On Oct. 6, the preacher at evening Mass used his time at the pulpit to discuss Respect Life Sunday with great passion.
That seems logical enough, but the homily took a turn for the insulting—at least to this parishioner—and I’ve been struggling with going back to Mass ever since.
Part of the preacher’s premise in his vociferous decrying of our modern culture was that everything started to go downhill in the 1960s and ’70s. The “Culture of Death” began to take root when Americans started doing any number of things in a long list of sins. Among his litany of ill deeds was this phrase: “children being born out of wedlock.”
That was Game Over for me.
I am one of those children. I’m also a practicing Catholic who serves in ministry to my parish and tries, with varying levels of success, to be a good person of whom Jesus is at least occasionally proud.

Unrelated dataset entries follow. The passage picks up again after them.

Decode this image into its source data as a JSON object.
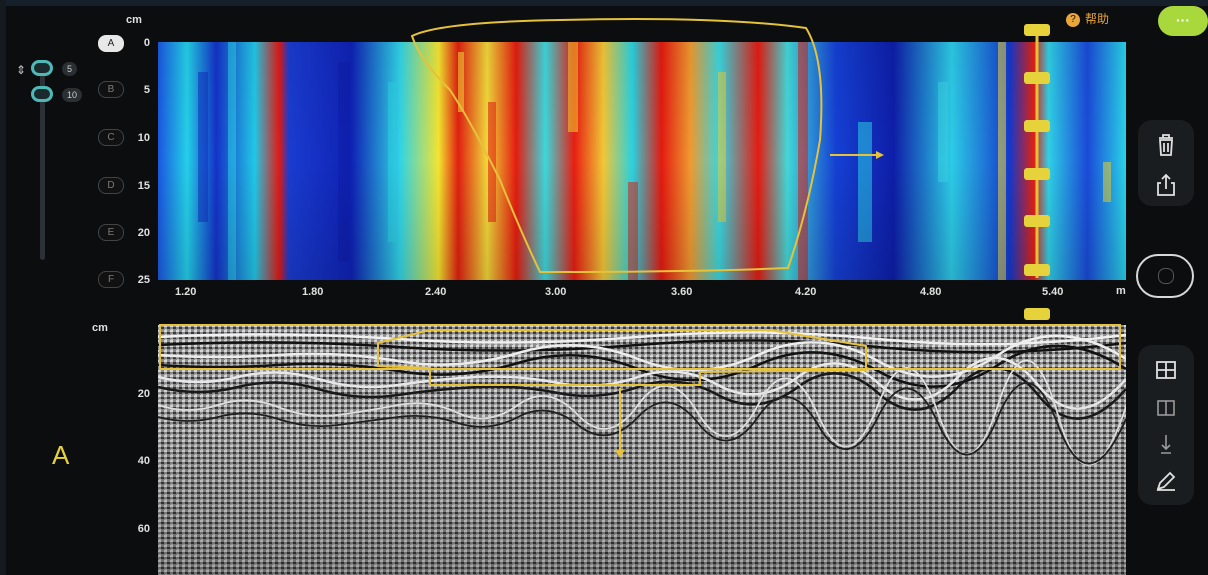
{
  "app": {
    "help_label": "帮助",
    "help_glyph": "?",
    "more_label": "···",
    "mode_letter": "A",
    "accent_green": "#a8d83c",
    "help_orange": "#e8a53a",
    "annotation_yellow": "#e6c23a"
  },
  "left_panel": {
    "drag_handle_glyph": "⇕",
    "knob_tags": [
      "5",
      "10"
    ],
    "layer_buttons": [
      "A",
      "B",
      "C",
      "D",
      "E",
      "F"
    ],
    "active_layer": "A"
  },
  "heatmap": {
    "depth_unit": "cm",
    "depth_ticks": [
      "0",
      "5",
      "10",
      "15",
      "20",
      "25"
    ],
    "distance_unit": "m",
    "distance_ticks": [
      "1.20",
      "1.80",
      "2.40",
      "3.00",
      "3.60",
      "4.20",
      "4.80",
      "5.40"
    ],
    "marker_labels": [
      "",
      "",
      "",
      "",
      "",
      ""
    ]
  },
  "radar": {
    "depth_unit": "cm",
    "depth_ticks": [
      "20",
      "40",
      "60"
    ]
  },
  "toolbar": {
    "icons": [
      "trash-icon",
      "share-icon",
      "record-icon",
      "compare-view-icon",
      "split-view-icon",
      "marker-icon",
      "annotate-pen-icon"
    ]
  }
}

That day at Mass, I was in the choir loft, where I sing in our music ensemble. I stayed after to water the plants in church, because October is my plant-care month. I’d run up to church at 9 a.m. that day to drop off a lasagna on behalf of the bereavement committee. And yes, I put in my monthly monetary contribution.
Yet, according to this preacher, I’m part of The Problem. I am part of What’s Wrong with the World.
Now, I suspect if I confronted him, he’d tell me he certainly doesn’t blame us children. But then, what of our parents? Perhaps it’s not my fault I was born to a single mother, but then how would this preacher relate to my mom? I guess she’s just another one of those ne’er-do-wells who’s contributing to the hastening decline of the world as we know it.
In a perfect scenario, every child would be born to two adoring parents. Every baby would be planned and welcomed with joy and delight. But that’s not reality.
Some people make mistakes. Some people are victims of crime. Some people wish they could take back one brief moment, one poor decision, that changed their life forever.
Many, if not most, of those people go forward and do the best they can. They make the best of a situation they might not be ready for, and their children do the same.
What I wish the preacher would have understood is how hurtful his statement was. How his words came across so mean-spirited and cold. How many of us out-of-wedlock children spend our lives trying to make up for something we couldn’t control, perpetually apologizing because we know we’re not really supposed to even be here. And how we sure don’t need anyone, publicly or privately, to remind us of that.
As a Church, we have to do better. We have to welcome everyone who comes to the table, regardless of how they got there. We have to extend Christ’s love to all our brothers and sisters, regardless of who their parents might be.
After all, I might not have grown up with a father, but I continue to grow with my Father.